Czy może pan opowiedzieć trochę o waszym życiu, o synu, jego mamie? Chciałabym usłyszeć więcej, zanim dojdziemy do jakiejkolwiek diagnozy. – Nie rozumiem tego, wie pani, ona wydawała się taka dobra i ciepła. Właściwie to idealnie odpowiadała mojemu wyobrażeniu kandydatki na matkę. Nie musiała pracować, zajmować się domem, niczym. Miała skupić się tylko na macierzyństwie. – Czy ona tego chciała, czy pan tego oczekiwał? – Ależ ja nie jestem despotą! – patrzy na mnie z wyrzutem. – Po prostu jej to zaproponowałem, a ona to przyjęła. „Przyjęła, ale nie oznacza, że chciała”, myślę, ale słucham go dalej. – Ledwo Jaś się urodził, to ona dostała depresji. Nie wiem, czy tylko udawała, żeby się nim nie zajmować, czy też może rzeczywiście źle się czuła, ale leżała całymi dniami i wpatrywała się w telewizor. Nawet Jasia nie karmiła. Dzwoniła tylko po moją mamę, która nam wtedy pomagała. Zresztą, chwilę później zorientowałem się, że potrzebujemy dobrej niani. Dziś Jaś ma trzy lata, a ja mam wrażenie, że kocha bardziej ciocię Tereskę niż mamę…
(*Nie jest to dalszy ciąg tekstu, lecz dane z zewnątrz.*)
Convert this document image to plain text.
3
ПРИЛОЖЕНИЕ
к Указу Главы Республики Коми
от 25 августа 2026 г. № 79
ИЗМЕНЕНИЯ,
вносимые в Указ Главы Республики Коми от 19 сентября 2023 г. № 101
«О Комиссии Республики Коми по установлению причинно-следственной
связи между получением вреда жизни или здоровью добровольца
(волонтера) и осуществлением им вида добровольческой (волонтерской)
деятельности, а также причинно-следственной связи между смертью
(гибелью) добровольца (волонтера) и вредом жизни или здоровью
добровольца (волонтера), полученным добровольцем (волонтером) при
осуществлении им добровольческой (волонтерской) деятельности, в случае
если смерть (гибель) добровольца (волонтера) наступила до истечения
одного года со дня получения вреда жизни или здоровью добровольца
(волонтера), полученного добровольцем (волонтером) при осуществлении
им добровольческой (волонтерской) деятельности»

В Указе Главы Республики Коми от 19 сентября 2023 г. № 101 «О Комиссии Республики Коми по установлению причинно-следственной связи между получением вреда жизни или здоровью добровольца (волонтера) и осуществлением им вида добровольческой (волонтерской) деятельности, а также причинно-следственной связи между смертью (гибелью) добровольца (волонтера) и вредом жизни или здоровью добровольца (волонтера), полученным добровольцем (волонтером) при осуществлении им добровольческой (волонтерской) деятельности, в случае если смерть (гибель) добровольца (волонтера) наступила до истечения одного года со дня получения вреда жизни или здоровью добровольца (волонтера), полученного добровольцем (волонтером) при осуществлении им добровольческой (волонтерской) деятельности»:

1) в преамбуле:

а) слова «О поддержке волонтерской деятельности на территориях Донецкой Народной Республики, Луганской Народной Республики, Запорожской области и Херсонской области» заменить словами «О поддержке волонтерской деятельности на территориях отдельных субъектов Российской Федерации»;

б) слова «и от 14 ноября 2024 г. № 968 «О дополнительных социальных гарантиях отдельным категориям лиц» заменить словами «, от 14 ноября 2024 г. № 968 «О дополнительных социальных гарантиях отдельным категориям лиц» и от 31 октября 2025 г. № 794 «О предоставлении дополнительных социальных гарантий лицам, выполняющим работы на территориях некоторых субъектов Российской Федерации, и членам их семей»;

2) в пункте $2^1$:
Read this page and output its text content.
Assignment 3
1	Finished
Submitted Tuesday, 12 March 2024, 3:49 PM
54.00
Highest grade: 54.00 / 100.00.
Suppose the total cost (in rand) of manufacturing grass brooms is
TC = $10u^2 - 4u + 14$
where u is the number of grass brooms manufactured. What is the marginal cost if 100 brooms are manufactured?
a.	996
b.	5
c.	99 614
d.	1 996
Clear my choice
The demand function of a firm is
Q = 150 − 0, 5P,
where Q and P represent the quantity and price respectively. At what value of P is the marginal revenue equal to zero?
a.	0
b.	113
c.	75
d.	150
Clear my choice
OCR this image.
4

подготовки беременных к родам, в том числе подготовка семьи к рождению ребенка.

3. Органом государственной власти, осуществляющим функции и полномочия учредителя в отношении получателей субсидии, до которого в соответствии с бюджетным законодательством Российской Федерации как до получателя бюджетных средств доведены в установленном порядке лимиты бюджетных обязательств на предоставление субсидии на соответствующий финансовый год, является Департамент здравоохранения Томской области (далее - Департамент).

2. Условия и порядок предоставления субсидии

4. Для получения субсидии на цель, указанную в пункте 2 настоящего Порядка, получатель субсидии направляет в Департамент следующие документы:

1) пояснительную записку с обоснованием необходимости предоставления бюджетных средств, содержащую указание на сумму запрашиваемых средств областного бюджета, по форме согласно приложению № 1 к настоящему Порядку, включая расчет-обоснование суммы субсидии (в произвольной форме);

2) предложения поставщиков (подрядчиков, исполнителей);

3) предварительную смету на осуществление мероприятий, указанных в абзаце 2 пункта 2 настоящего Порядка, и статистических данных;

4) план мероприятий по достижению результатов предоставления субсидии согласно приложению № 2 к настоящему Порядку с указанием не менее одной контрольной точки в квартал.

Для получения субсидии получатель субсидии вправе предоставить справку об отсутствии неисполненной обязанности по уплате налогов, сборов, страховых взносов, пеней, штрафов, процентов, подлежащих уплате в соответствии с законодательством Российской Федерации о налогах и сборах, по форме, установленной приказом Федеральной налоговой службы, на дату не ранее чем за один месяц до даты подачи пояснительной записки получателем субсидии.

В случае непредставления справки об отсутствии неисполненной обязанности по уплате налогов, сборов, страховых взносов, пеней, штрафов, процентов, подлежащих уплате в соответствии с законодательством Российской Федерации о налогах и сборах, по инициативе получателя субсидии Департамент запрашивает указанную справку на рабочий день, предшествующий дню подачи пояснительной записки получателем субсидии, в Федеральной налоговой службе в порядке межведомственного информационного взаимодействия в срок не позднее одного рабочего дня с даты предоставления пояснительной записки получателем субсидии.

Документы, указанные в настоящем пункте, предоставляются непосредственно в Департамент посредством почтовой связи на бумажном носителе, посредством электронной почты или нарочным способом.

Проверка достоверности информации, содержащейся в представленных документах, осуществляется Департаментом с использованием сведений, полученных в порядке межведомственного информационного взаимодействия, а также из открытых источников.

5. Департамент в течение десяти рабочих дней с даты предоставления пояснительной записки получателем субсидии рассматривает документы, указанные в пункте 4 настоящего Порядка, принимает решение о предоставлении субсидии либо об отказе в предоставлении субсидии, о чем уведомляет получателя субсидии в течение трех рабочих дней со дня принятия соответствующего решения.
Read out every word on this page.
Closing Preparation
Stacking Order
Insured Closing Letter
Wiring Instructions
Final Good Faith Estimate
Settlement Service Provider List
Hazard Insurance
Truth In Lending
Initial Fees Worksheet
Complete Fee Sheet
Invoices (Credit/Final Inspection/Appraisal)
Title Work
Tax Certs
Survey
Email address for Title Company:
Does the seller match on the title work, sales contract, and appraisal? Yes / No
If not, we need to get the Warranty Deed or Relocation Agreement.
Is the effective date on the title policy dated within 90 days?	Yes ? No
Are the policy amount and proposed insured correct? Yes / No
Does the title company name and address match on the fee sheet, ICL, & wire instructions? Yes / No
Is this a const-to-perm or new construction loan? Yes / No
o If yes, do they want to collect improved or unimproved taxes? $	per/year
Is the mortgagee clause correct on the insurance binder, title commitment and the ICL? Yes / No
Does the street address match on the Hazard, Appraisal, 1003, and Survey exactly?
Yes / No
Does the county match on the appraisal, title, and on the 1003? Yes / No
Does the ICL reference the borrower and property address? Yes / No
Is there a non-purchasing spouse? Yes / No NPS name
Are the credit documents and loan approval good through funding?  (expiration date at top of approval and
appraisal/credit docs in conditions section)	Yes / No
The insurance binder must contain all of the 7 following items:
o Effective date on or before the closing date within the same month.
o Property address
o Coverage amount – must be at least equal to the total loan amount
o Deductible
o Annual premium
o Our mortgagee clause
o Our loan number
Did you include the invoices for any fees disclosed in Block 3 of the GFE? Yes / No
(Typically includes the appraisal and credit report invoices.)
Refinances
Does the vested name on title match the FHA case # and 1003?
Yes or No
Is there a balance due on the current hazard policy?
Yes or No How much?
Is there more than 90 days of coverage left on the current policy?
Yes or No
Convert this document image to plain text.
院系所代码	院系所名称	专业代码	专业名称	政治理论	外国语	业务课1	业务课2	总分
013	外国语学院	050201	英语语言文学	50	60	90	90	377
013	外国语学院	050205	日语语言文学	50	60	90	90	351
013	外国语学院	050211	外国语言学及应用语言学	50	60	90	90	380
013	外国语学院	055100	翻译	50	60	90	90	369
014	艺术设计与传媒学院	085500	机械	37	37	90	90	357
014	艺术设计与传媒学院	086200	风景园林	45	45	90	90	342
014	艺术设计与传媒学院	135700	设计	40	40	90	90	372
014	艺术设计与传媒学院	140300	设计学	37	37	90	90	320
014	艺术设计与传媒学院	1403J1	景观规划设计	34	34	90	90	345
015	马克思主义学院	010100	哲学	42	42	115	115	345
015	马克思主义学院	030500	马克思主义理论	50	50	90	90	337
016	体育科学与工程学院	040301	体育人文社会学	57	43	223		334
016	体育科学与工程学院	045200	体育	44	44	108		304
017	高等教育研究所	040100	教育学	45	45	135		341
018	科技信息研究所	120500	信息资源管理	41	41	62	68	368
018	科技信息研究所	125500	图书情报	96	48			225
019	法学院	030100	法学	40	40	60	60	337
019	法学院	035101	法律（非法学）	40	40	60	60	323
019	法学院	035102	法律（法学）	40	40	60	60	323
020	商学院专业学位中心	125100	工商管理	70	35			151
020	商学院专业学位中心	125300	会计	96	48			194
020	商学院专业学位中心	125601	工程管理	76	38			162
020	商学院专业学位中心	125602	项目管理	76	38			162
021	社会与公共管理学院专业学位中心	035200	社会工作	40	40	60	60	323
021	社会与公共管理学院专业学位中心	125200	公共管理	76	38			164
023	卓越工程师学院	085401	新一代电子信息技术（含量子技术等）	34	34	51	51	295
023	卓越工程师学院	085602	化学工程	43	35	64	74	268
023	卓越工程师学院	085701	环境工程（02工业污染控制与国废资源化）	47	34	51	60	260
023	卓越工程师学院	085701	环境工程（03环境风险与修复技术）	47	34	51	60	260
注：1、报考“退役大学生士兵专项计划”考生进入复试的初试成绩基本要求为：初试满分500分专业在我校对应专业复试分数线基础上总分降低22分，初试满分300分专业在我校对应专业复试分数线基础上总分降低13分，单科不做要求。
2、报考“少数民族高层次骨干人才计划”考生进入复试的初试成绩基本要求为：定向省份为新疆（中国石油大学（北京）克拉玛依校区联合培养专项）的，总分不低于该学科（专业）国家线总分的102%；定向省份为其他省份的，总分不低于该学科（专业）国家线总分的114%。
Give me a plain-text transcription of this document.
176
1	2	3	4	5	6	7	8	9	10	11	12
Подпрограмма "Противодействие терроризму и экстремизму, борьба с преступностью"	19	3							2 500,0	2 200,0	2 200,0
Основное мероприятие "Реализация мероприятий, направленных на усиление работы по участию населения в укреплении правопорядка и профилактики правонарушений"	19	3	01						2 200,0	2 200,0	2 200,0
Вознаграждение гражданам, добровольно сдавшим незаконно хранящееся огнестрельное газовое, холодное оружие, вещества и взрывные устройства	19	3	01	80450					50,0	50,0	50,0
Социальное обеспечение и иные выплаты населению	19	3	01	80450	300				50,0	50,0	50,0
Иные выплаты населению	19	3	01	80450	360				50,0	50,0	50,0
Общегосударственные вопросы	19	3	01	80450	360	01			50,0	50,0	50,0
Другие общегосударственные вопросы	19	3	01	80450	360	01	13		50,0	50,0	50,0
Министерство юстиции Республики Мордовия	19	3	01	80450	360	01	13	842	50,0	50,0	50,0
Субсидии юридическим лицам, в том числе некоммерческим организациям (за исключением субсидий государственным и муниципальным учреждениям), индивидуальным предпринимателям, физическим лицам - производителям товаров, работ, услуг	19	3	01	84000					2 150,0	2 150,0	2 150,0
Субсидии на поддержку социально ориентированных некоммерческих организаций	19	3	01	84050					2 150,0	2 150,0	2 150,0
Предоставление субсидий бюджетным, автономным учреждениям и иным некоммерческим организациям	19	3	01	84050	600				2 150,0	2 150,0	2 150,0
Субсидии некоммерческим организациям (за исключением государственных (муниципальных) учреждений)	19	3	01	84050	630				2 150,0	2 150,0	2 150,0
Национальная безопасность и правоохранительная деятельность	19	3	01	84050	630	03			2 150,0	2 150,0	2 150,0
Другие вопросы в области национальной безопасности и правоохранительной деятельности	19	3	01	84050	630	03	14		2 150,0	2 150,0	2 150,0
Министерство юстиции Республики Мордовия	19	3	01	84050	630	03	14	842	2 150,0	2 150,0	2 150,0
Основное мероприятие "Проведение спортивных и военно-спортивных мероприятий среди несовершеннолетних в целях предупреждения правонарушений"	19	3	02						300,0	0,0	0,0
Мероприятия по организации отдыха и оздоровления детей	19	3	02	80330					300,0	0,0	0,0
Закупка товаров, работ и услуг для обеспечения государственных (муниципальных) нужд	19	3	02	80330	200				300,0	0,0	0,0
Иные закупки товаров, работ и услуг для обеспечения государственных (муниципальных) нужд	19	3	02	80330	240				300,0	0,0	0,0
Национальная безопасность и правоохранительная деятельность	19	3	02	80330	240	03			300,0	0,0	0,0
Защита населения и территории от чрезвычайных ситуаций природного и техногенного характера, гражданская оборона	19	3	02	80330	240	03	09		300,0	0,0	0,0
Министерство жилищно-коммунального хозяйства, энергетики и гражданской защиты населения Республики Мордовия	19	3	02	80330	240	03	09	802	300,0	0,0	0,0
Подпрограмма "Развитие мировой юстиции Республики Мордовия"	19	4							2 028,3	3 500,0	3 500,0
Czy ona ma imię? – przerywam. – Dorota. Moja żona ma na imię Dorota. Wysoki czterdziestolatek milknie. – Czy Jaś sprawia wam trudności, coś pana niepokoi w jego zachowaniu? – Nie – odpowiada. – Jaś jest niezwykle pogodnym i ufnym dzieckiem. Rozwija się chyba prawidłowo, lubi się śmiać i przytulać. Właśnie poszedł do przedszkola i świetnie sobie radzi. Nie, nic złego się nie dzieje. – To dlaczego przyszedł pando mnie? – Dlaczego?! – patrzy na mnie z zaskoczeniem i chyba irytacją. – Mój syn ma matkę, która go nie kocha. Czy może wyrosnąć na zdrowego człowieka? – Tak, może. – Jak?
– To nie jest sytuacja idealna, gdy mama ma trudność w kochaniu lub zajmowaniu się dzieckiem. Ale to nie żona tu przyszła, tylko pan. Najwidoczniej nie chce tego zmienić. – To prawda, odmówiła terapii – odpowiada smutno. – No, właśnie. Są sytuacje, których nie możemy zmienić. Możemy się więc skupić na tym, czy to, co dostaje Jaś, jest wystarczające, by mógł się prawidłowo rozwijać. Z tego, co pan mówi, wydaje mi się, że tak jest. Ma tatę, który go kocha i troszczy się o niego, ma babcie i ukochaną nianię, która zastępczo wypełnia za żonę funkcję macierzyńską. Świat dzieci nie jest podzielony sztywno na mamę, tatę, babcię, dziadka. Świat dzieci jest światem ludzi, którzy go kochają, i to nie zawsze są rodzice. Wiem, że to, co mówię, może pana dziwić, ale taka jest ludzka natura. Każdy człowiek musi się do kogoś przywiązać i pana syn ma wokół siebie takie osoby. – Ale dlaczego ona nie chce być mamą Jasia? – pyta zrezygnowany. – Nie chce? Może nie może. Nie umie. – Dlaczego? – Nie wiem.